The turnover rate raises several issues, said Michele Deitch, a prison conditions expert and professor at the University of Texas at Austin's LBJ School of Public Affairs. TDCJ is consequently operating prisons run by staff with less experience, which can create security problems and increased violations of prison rules.
Deitch noted that TDCJ is also losing money spent in training its staff.
Some have found hope in the declining prison rate. This month, TDCJ reported its lowest number of inmates in the last five years. The population as of Aug. 10 was 152,595 inmates, which is down from 156,522 in fiscal year 2011 but still higher than the populations for fiscal years 2002 through 2005.
One factor contributing to the high turnover rates for correctional officers, though, cannot be fixed: the rural locations of some prisons.
During the prison boom of the 1990s, as the number of state prisons more than tripled, a belief pervaded that the construction and operation of new lockups would stimulate a surrounding community’s economy. This assumption has been largely unsupported, but the prisons remain.
“Whether you were pro-prison building or against it, everyone thought it was a form of economic development," Deitch said. “In the long-term sense, they never should have been built there.”
State Sen. John Whitmire, D-Houston, who chairs the Senate committee on criminal justice, agreed that many prisons were built in the wrong places and for the wrong reasons. Now, he said, legislators need to focus on getting Texans to pay for improvement of conditions for the workers.

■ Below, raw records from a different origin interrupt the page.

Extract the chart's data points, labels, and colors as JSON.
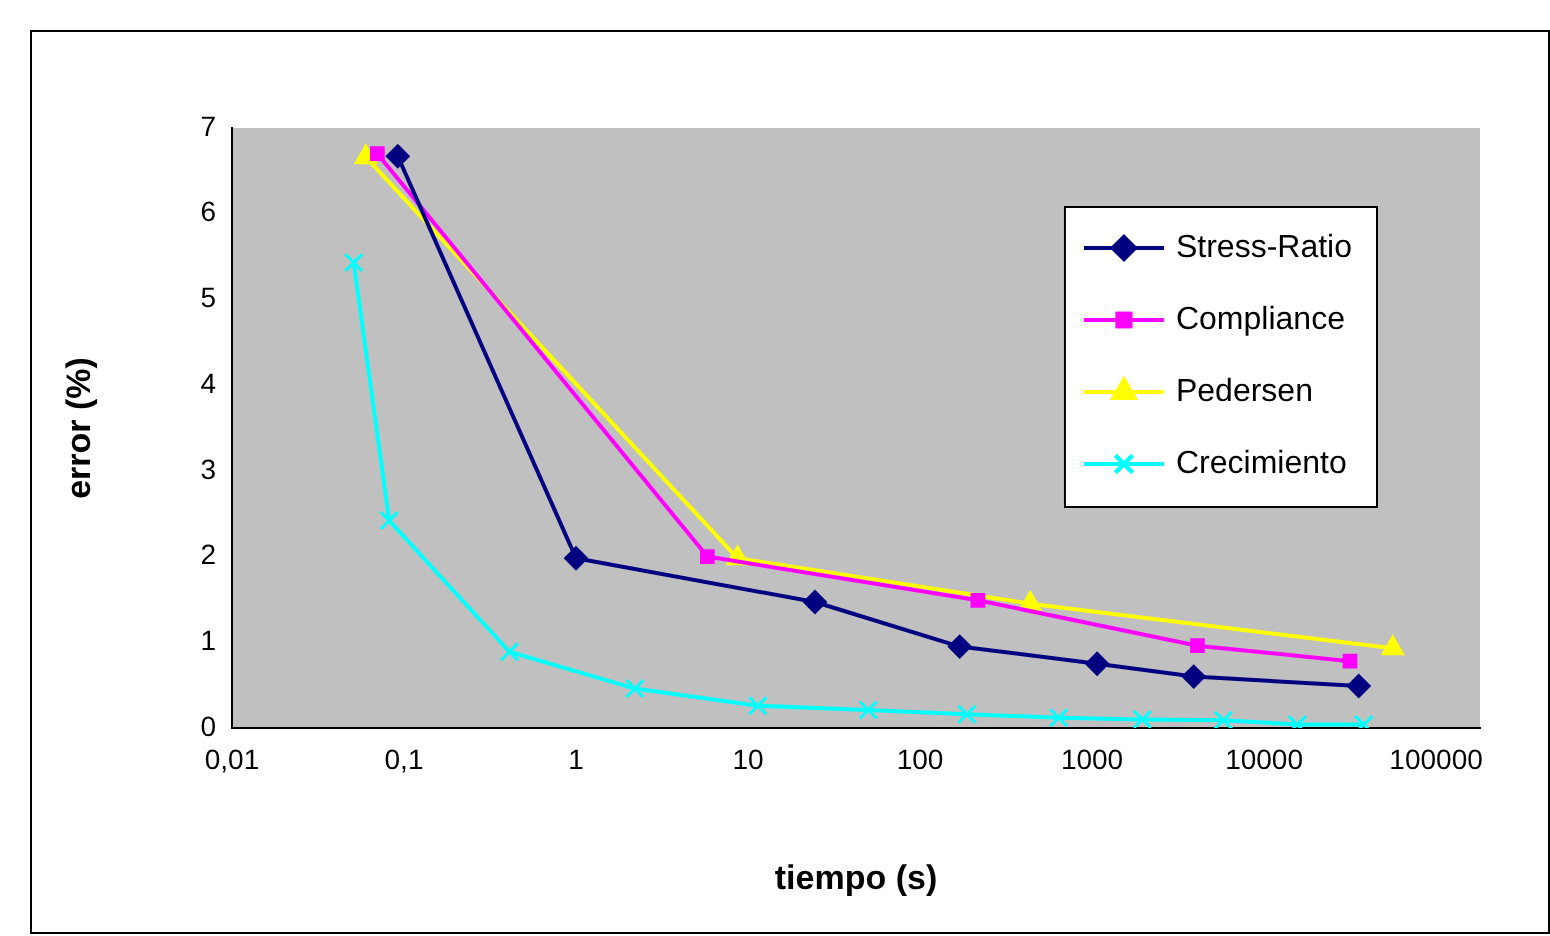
{
  "chart_data": {
    "type": "line",
    "xlabel": "tiempo (s)",
    "ylabel": "error (%)",
    "log": "x",
    "xlim": [
      0.01,
      180000
    ],
    "xticks": [
      {
        "value": 0.01,
        "label": "0,01"
      },
      {
        "value": 0.1,
        "label": "0,1"
      },
      1,
      10,
      100,
      1000,
      10000,
      100000
    ],
    "ylim": [
      0,
      7
    ],
    "yticks": [
      0,
      1,
      2,
      3,
      4,
      5,
      6,
      7
    ],
    "grid": false,
    "legend": "top right",
    "series": [
      {
        "name": "Stress-Ratio",
        "color": "#000080",
        "marker": "diamond",
        "x": [
          0.092,
          1,
          24.5,
          170,
          1070,
          3900,
          35500
        ],
        "values": [
          6.67,
          1.98,
          1.47,
          0.95,
          0.75,
          0.6,
          0.49
        ]
      },
      {
        "name": "Compliance",
        "color": "#ff00ff",
        "marker": "square",
        "x": [
          0.07,
          5.8,
          217,
          4100,
          31600
        ],
        "values": [
          6.7,
          2.0,
          1.49,
          0.96,
          0.78
        ]
      },
      {
        "name": "Pedersen",
        "color": "#ffff00",
        "marker": "triangle",
        "x": [
          0.06,
          8.7,
          437,
          56000
        ],
        "values": [
          6.66,
          1.98,
          1.45,
          0.93
        ]
      },
      {
        "name": "Crecimiento",
        "color": "#00ffff",
        "marker": "cross",
        "x": [
          0.051,
          0.082,
          0.41,
          2.2,
          11.4,
          50,
          187,
          640,
          1960,
          5800,
          15600,
          38000
        ],
        "values": [
          5.43,
          2.42,
          0.89,
          0.46,
          0.26,
          0.21,
          0.16,
          0.12,
          0.1,
          0.09,
          0.04,
          0.04
        ]
      }
    ]
  }
}
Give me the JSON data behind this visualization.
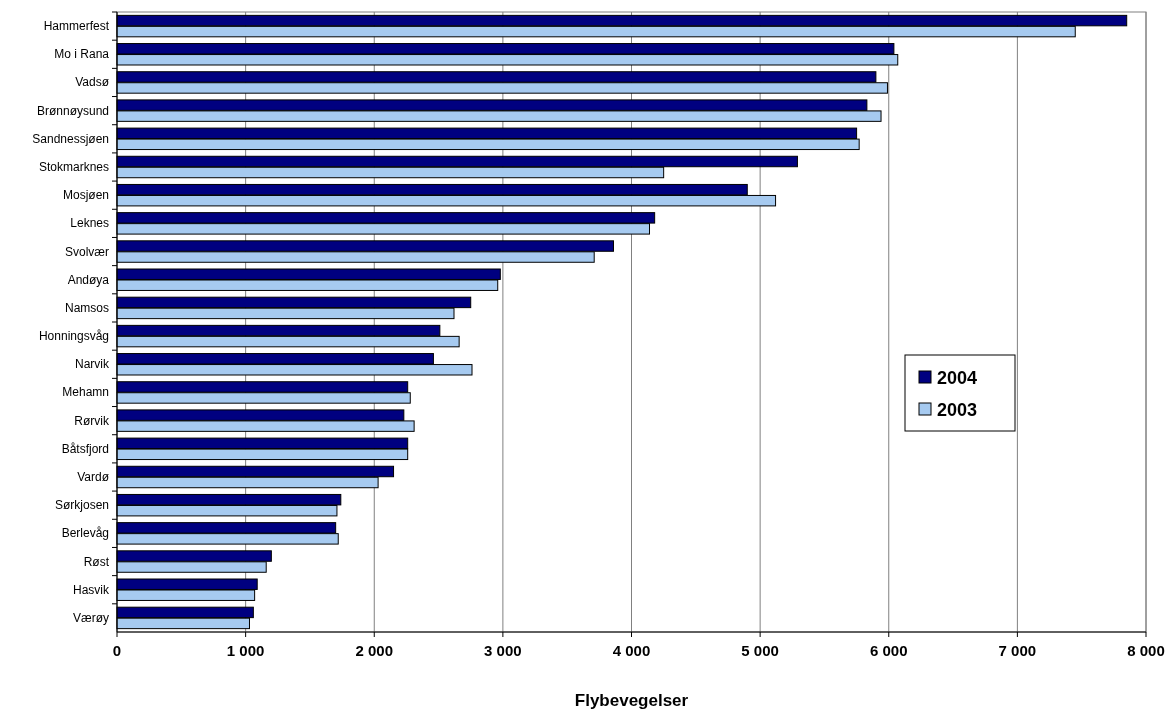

“We’re at the complete end of that cycle that was begun 22 years ago. No one wants to foot the bill for how expensive it is,” Henson said.
Most agree that the temporary closures in Kenedy due to staffing shortages are not something to be celebrated, but Henson said that the state should continue efforts to reduce the prison population and close prisons in an intentional manner.
Even after the state closed its first prison last year, Henson said, Texas is operating more prisons than it should be.